Course Proposal

Distributed Communications Systems Architecture

Harold Carr, Ph.D.

Purpose

This course teaches an architectural framework for building distributed communications systems.

Detail

Distributed communications systems (DCS) get reinvented every N years. Examples are DCE, DCOM, CORBA and SOAP. This course teaches an architecture for DCS which supports the above concrete instances. The prominent elements of the architecture are Presentation (the data types available to the programming model), Encoding (how the data types are represented on-the-wire), Protocol (how the data is "framed" for transmission) and Transport (how the framed/encoded data is moved from one location to another).

Method

The course will consist of lectures and programming assignments. The lectures will teach the DCS architecture the entire course duration. Lectures will also cover specified systems such as CORBA and SOAP. The programming assignments will be:

  1. Build a CORBA client and server.
  2. Build a SOAP client and server.
  3. Write a CORBA or SOAP client using the DCS architecture which communicates with both #1 and #2 transparently to the programming model.

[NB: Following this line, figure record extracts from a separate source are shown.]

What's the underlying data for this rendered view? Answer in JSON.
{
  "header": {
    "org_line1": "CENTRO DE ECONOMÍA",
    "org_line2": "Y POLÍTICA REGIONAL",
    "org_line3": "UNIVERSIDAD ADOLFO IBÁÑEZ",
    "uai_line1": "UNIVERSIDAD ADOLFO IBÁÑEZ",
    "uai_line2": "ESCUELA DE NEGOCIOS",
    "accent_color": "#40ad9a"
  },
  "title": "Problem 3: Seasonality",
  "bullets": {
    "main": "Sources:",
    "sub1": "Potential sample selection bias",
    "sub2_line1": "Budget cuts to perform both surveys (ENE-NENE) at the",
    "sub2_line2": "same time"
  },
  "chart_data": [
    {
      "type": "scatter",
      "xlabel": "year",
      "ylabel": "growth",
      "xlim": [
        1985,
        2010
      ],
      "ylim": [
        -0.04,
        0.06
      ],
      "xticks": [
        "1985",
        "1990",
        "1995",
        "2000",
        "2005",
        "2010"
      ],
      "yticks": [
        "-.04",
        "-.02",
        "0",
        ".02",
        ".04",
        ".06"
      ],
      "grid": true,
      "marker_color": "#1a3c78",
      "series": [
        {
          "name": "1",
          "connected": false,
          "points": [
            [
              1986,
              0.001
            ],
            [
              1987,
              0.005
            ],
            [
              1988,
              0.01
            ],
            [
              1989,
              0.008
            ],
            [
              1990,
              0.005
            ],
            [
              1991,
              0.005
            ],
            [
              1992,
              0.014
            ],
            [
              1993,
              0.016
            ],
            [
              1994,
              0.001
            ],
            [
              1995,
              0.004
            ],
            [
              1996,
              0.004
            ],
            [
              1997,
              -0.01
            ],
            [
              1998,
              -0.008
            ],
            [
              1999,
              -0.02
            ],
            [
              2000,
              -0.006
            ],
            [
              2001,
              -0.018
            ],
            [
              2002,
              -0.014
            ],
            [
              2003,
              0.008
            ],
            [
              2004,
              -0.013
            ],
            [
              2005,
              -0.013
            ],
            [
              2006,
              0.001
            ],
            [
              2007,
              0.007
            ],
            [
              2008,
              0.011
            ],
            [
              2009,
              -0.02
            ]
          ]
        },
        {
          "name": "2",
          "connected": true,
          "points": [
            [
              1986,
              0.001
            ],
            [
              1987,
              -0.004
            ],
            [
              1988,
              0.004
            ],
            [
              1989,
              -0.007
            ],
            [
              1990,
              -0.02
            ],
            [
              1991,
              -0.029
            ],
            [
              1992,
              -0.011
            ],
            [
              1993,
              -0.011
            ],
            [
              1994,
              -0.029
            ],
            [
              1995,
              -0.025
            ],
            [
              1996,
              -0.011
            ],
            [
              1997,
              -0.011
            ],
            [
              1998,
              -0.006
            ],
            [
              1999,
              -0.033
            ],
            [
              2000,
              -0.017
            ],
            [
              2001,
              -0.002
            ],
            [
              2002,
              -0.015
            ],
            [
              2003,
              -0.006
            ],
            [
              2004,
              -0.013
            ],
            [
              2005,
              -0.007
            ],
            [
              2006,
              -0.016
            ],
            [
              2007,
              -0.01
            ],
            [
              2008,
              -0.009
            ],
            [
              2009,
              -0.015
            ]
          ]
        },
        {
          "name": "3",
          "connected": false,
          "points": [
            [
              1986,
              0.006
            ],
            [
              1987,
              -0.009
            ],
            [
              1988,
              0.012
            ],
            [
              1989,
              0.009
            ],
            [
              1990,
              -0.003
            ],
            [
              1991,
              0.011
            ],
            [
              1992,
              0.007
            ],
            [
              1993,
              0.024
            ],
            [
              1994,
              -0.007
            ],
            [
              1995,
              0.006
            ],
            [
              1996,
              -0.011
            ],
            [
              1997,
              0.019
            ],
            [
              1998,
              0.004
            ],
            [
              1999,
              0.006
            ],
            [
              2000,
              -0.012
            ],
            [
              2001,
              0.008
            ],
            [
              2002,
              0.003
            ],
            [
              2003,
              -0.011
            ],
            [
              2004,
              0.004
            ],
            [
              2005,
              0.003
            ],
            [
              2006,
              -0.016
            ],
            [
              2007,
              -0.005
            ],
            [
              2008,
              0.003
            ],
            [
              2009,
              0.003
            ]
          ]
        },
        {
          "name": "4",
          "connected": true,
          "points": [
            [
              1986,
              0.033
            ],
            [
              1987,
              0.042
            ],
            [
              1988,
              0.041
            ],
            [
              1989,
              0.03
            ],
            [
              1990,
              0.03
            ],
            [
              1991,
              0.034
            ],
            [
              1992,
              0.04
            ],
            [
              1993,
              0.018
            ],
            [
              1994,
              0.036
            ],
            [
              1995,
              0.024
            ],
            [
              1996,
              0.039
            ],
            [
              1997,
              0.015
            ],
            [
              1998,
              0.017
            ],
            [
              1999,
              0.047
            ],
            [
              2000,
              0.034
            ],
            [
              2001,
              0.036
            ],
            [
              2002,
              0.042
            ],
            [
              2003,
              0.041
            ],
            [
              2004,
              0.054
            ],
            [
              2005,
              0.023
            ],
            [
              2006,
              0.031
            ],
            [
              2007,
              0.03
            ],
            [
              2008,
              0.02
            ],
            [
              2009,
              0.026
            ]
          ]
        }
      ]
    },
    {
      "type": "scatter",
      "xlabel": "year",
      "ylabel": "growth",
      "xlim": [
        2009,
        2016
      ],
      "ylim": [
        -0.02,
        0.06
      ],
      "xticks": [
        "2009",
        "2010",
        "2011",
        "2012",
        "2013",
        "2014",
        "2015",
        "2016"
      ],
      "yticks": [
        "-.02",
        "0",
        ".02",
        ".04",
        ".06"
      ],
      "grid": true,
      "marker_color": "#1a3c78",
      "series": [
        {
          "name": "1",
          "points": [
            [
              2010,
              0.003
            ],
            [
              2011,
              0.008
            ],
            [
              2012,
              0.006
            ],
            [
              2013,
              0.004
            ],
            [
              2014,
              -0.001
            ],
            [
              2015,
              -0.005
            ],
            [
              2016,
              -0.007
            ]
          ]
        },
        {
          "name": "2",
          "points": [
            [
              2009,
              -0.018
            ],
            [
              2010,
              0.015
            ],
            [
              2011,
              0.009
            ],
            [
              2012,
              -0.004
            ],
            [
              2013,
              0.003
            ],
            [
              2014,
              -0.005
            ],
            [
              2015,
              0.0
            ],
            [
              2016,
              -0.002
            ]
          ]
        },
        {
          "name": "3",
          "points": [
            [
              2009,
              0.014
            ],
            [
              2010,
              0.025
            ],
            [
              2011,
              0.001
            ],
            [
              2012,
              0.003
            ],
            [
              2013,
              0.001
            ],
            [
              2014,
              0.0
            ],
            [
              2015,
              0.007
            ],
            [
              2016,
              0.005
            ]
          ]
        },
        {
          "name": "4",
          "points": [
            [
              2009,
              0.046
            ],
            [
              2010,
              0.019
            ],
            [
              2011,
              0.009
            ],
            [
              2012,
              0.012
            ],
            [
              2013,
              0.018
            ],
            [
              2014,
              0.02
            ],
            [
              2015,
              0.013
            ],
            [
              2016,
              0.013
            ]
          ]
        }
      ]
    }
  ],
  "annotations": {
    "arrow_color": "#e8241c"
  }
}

This is done by "plugging in" alternate protocol and encoding modules while maintaining a constant presentation and transport modules.
  4. (time permitting): Modify client #3 talk SOAP over BEEP (I'll supply the server side part of this work).
Not covered

The lectures will show how security and transactions fit into the framework but the programming assignments will not involve these features.

Note: this course does not teach web service nor CORBA programming. It teaches the underlying architecture of such systems.

Related work

This course teaches a framework for building distributed communications systems. It is related to (but sits conceptually above) frameworks for building network and application protocols.